Hello! My name is Pooja Talati, and I’m a sophomore here at Tulane studying International Relations on the pre-med track. I’ve recently begun my internship with the Maternal and Child Health Division at the Institute of Women and Ethnic Studies. I’ve always been interested in reproductive rights, health, and justice but never had the time or opportunity to engage myself with these topics. However, in the age of COVID-19, I’ve found myself looking for online opportunities in areas I have yet to learn about. That’s how I stumbled across the Reproductive Rights and Reproductive Health Internship Program with the Newcomb Institute, which connected me to the position at IWES I currently hold. Although it’s only been a couple of weeks so far, I’ve already learned so much about maternal and infant care issues specifically relating to BIPOC and marginalized women and families.
My main task at IWES so far has been reviewing transcripts of focus group and individual interviews that describe the birthing process, from prenatal to postpartum experiences. Most of the focus groups I’ve reviewed so far center around Black mothers’ experiences with breastfeeding their children and interactions with healthcare providers. Many of these women mentioned difficulties they’ve encountered when considering breastfeeding or when speaking to hospital staff. Most participants discussed the fact that they had either seen few examples of Black women breastfeeding or didn’t feel they received enough information at the hospital upon delivery about breastfeeding their infants. As I’ve conducted external research to supplement the summary report of these interviews that I’ll be writing, I’ve learned that Black women are less likely to breastfeed as compared to other racial and ethnic groups in the United States. I’d never put much thought previously into the factors that went into a mother’s decision to breastfeed, but after listening to these interviews I realized the importance of healthcare professionals explaining options and medical progress to the patient. Even during the prenatal phase, mothers discussed the importance of trusting their OB/GYNs to take their concerns seriously. Many interviewees reported that they wished nurses and doctors had better communicated the options they had in interacting with their newborns, especially concerning breastfeeding, or had better explained what was happening, especially when infants were sent to the neonatal intensive care unit for premature or complicated births.

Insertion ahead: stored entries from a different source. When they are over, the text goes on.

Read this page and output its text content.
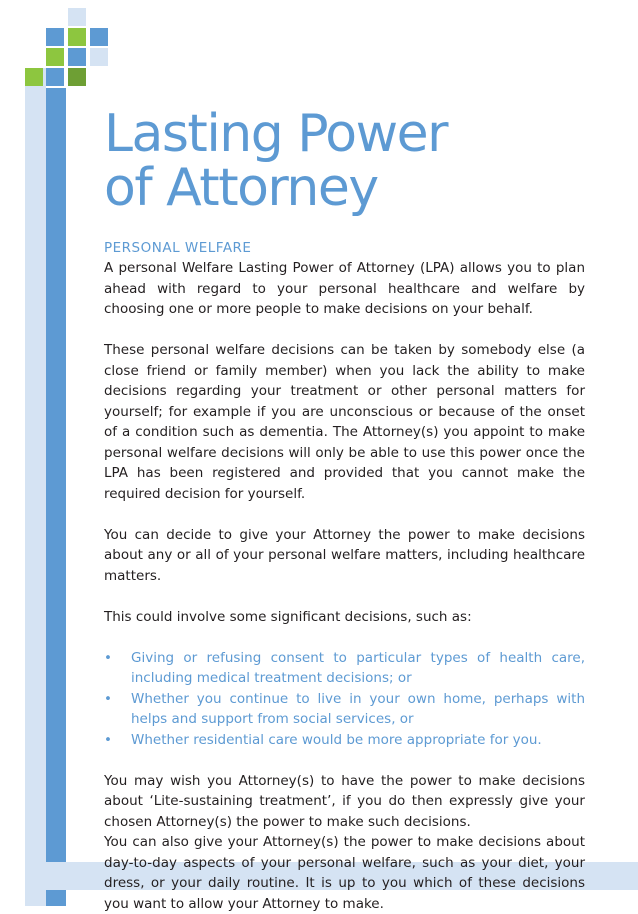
Lasting Power
of Attorney
PERSONAL WELFARE

A personal Welfare Lasting Power of Attorney (LPA) allows you to plan ahead with regard to your personal healthcare and welfare by choosing one or more people to make decisions on your behalf.

These personal welfare decisions can be taken by somebody else (a close friend or family member) when you lack the ability to make decisions regarding your treatment or other personal matters for yourself; for example if you are unconscious or because of the onset of a condition such as dementia. The Attorney(s) you appoint to make personal welfare decisions will only be able to use this power once the LPA has been registered and provided that you cannot make the required decision for yourself.

You can decide to give your Attorney the power to make decisions about any or all of your personal welfare matters, including healthcare matters.

This could involve some significant decisions, such as:

• Giving or refusing consent to particular types of health care, including medical treatment decisions; or
• Whether you continue to live in your own home, perhaps with helps and support from social services, or
• Whether residential care would be more appropriate for you.

You may wish you Attorney(s) to have the power to make decisions about ‘Lite-sustaining treatment’, if you do then expressly give your chosen Attorney(s) the power to make such decisions.

You can also give your Attorney(s) the power to make decisions about day-to-day aspects of your personal welfare, such as your diet, your dress, or your daily routine. It is up to you which of these decisions you want to allow your Attorney to make.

I’ve already learned so much about women’s experiences with healthcare professionals and their communities during the stages of pregnancy, which I believe is critical for me considering I would like to go into the healthcare profession, perhaps even as an OB/GYN, neonatologist, or pediatrician, which would put me in direct contact with women similar to those who participated in the IWES interviews. Understanding the patient’s feelings and concerns is crucial to providing proper care, and these interviews have already demonstrated the lack of understanding when it comes to BIPOC and other marginalized patients’ concerns. I’m eager to continue reviewing these interview transcripts and researching more about these topics to help remedy the issues mothers face when having a child.